| Pour une fédération des enseignements internationaux |
Avec une nouvelle équipe rectorale
émergent de nouveaux projets. La fédération
des enseignements internationaux est l'un d'entre eux.
Elle traduit, pour l'Université de Genève,
une volonté de jouer un véritable rôle
actif dans le paysage universitaire suisse. André
Hurst, Recteur de l'Université, nous présente
ce projet "fédérateur" en quatre
réponses.
L'Université de Genève a récemment
créé la fédération des enseignements
internationaux. De quoi s'agit-il?
André Hurst: Cette fédération
est l'équivalent, sur le plan de l'enseignement,
de ce que le RUIG représente au niveau de la recherche.
Il s'agit d'un réseau à même de proposer
aux étudiants le meilleur cursus possible concernant
le fonctionnement, ainsi que l'histoire des organisations
internationales. Il faut noter que cette démarche
s'inscrit dans le cadre d'un des objectifs fixés
par notre future "convention d'objectifs", celui
de jouer un rôle actif dans le paysage universitaire
suisse. En effet, si notre Université remplit déjà
cette tâche, notamment en tant que maison-mère
de deux Pôles de recherche nationaux (PRN) - MANEP
et Frontiers in Genetics -, il semblait important qu'elle
le fasse également au travers de l'une de ses spécificités:
la concentration exceptionnelle, à Genève,
d'organisations internationales.
Comment s'est dès lors concrétisée
cette volonté de fédération?
Forte de cette remarquable présence, notre institution
compte un certain nombre d'entités, parmi lesquelles
l'Institut européen de l'Université de Genève
(IEUG),
et collabore avec d'autres comme l'Institut universitaire
de hautes études internationales (IUHEI),
l'Institut universitaire d'études du développement
(IUED),
le Réseau universitaire international de Genève
(RUIG),
qui étudient justement les questions liées
à l'histoire et au fonctionnement de ces organisations.
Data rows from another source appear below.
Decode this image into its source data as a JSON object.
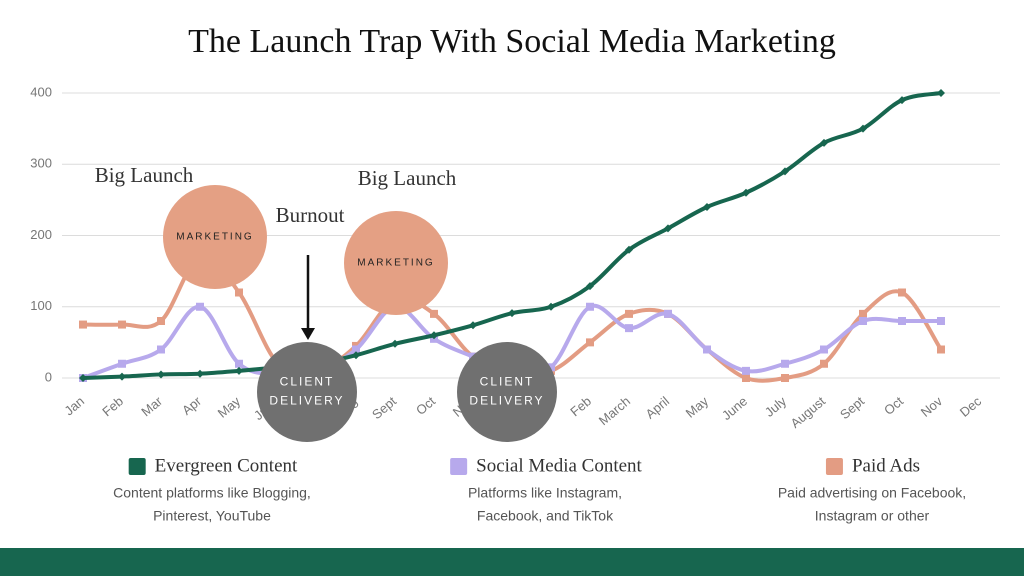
{
  "chart_data": {
    "type": "line",
    "title": "The Launch Trap With Social Media Marketing",
    "categories": [
      "Jan",
      "Feb",
      "Mar",
      "Apr",
      "May",
      "June",
      "July",
      "Aug",
      "Sept",
      "Oct",
      "Nov",
      "Dec",
      "Jan",
      "Feb",
      "March",
      "April",
      "May",
      "June",
      "July",
      "August",
      "Sept",
      "Oct",
      "Nov",
      "Dec"
    ],
    "ylim": [
      0,
      400
    ],
    "yticks": [
      0,
      100,
      200,
      300,
      400
    ],
    "grid": true,
    "series": [
      {
        "name": "Evergreen Content",
        "color": "#17664f",
        "marker": "diamond",
        "description": [
          "Content platforms like Blogging,",
          "Pinterest, YouTube"
        ],
        "values": [
          0,
          2,
          5,
          6,
          10,
          15,
          20,
          32,
          48,
          60,
          74,
          91,
          100,
          129,
          180,
          210,
          240,
          260,
          290,
          330,
          350,
          390,
          400,
          null
        ]
      },
      {
        "name": "Social Media Content",
        "color": "#b7a9ec",
        "marker": "square",
        "description": [
          "Platforms like Instagram,",
          "Facebook, and TikTok"
        ],
        "values": [
          0,
          20,
          40,
          100,
          20,
          5,
          10,
          40,
          100,
          55,
          30,
          10,
          15,
          100,
          70,
          90,
          40,
          10,
          20,
          40,
          80,
          80,
          80,
          null
        ]
      },
      {
        "name": "Paid Ads",
        "color": "#e39c83",
        "marker": "square",
        "description": [
          "Paid advertising on Facebook,",
          "Instagram or other"
        ],
        "values": [
          75,
          75,
          80,
          170,
          120,
          20,
          10,
          45,
          110,
          90,
          30,
          10,
          10,
          50,
          90,
          90,
          40,
          0,
          0,
          20,
          90,
          120,
          40,
          null
        ]
      }
    ],
    "annotations": [
      "Big Launch",
      "Big Launch",
      "Burnout"
    ],
    "bubbles": [
      {
        "text": [
          "MARKETING"
        ],
        "color": "#e4a084"
      },
      {
        "text": [
          "MARKETING"
        ],
        "color": "#e4a084"
      },
      {
        "text": [
          "CLIENT",
          "DELIVERY"
        ],
        "color": "#707070"
      },
      {
        "text": [
          "CLIENT",
          "DELIVERY"
        ],
        "color": "#707070"
      }
    ]
  }
}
Ainsi, depuis septembre dernier, nous avons mis en place
un groupe réunissant des gens communs à ces
différentes entités. Présidé
par Gilles Petitpierre, ce groupe, qui constitue le cadre
structuré de la fédération, permet
à ses membres de réfléchir ensemble,
et de mettre sur pied une offre compétitive d'enseignements
liés à ces domaines.
Cette fédération a-t-elle d'autres objectifs?
Un nouvel appel d'offre a récemment été
lancé par Berne pour des PRN en sciences humaines.
A ce titre, le prof. Braillard, directeur de l'IEUG, va
soumettre prochainement un projet de Pôle dans le
domaine des études internationales. Enfin, les enseignements
proposés par le groupe pourront, à l'avenir,
s'étendre à nos différents partenaires,
que ce soit l'Arc lémanique ou le Triangle Azur.
On imagine en effet mal que cette fédération
soit, par exemple, sans incidences sur le Collège
des humanités de l'EPFL.
Quels en sont les avantages pour les étudiants?
Elle offre la possibilité de créer, dans
le cadre du processus de Bologne, des programmes d'études
donnant accès aux carrières internationales
et diplomatiques. Les diplomates étant issus de
facultés très diverses, notre fédération
permettra aux aspirants d'acquérir, à Genève,
une instruction spécifique qui accroîtra leurs
chances d'intégrer ces milieux d'activités.